FATHER: "I think I have the authority, as the parish priest, to give permission and recognize this as an extraordinary circumstance."

 

ME: "Ok, Father. I ask that in the future, proper preparations are made to illustrate greater reverence during the Liturgy of the Word and Distribution of Holy Communion. The layman needs to wear vestments, the alb, or conservative clothing. He was wearing shorts at the altar."

 

FATHER: "Thank you for bringing this to my attention and for being open with me."

 

The parish priest quickly identified what I wanted to discuss with him.
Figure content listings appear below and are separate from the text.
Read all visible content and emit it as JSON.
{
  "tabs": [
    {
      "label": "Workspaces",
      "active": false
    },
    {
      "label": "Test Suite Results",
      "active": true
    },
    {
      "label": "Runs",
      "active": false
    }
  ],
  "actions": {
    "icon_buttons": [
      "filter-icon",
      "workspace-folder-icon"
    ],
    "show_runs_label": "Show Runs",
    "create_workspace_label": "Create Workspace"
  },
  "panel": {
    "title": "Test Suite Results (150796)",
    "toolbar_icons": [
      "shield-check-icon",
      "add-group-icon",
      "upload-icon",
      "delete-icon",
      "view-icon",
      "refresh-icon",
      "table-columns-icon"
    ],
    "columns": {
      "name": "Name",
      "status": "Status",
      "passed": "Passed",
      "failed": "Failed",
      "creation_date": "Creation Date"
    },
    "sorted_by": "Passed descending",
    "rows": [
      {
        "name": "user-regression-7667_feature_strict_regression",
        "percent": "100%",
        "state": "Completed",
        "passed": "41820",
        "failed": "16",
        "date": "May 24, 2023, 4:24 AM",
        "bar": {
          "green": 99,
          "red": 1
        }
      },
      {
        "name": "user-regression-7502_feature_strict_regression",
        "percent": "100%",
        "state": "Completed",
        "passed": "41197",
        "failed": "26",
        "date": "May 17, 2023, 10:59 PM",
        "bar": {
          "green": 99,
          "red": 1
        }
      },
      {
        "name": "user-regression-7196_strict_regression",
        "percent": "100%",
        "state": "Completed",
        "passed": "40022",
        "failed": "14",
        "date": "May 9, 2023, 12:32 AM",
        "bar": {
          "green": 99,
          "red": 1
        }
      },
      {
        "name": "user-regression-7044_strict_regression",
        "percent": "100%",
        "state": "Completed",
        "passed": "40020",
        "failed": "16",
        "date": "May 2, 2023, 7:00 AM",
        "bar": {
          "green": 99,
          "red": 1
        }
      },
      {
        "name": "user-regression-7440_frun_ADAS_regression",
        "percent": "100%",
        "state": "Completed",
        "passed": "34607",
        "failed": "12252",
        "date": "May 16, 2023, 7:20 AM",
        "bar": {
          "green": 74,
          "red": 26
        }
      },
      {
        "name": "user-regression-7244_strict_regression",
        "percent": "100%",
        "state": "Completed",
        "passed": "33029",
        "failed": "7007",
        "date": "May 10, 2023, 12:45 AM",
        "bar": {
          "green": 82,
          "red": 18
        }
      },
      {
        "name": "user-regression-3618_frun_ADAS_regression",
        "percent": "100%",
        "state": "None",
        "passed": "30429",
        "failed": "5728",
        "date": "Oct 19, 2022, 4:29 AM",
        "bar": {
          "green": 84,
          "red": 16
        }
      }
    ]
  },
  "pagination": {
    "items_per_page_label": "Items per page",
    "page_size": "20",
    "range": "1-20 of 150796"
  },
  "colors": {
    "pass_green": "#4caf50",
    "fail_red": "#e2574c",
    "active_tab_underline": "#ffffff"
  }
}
He was very nice and calm, but became stronger when asserting that he had the "authority, as the parish priest, to give permission and recognize this as an extraordinary circumstance." This is not true, since the authority resides with the diocesan Bishop, as stated by the Congregation of Divine Worship and the Discipline of the Sacrament. After my final comment, he quickly diverted to small talk and tried to get on with his day.

 

This incident highlights the lack of reverence in the Novus Ordo and how the lack of resilience and fortitude to adhere to Church teachings continues to spread deviation. In the modern Catholic Church, everything is an extraordinary circumstance, which is why it is used to argue for Eucharistic Ministers, women altar servers, Saturday afternoon mass, and after the Amazon Synod, married and women priests and deacons. As we slip further away from Apostolic Tradition, the snowball effect continues to magnify.

 

In Christ Crucified and the Most Victorious Heart of Jesus. Amen.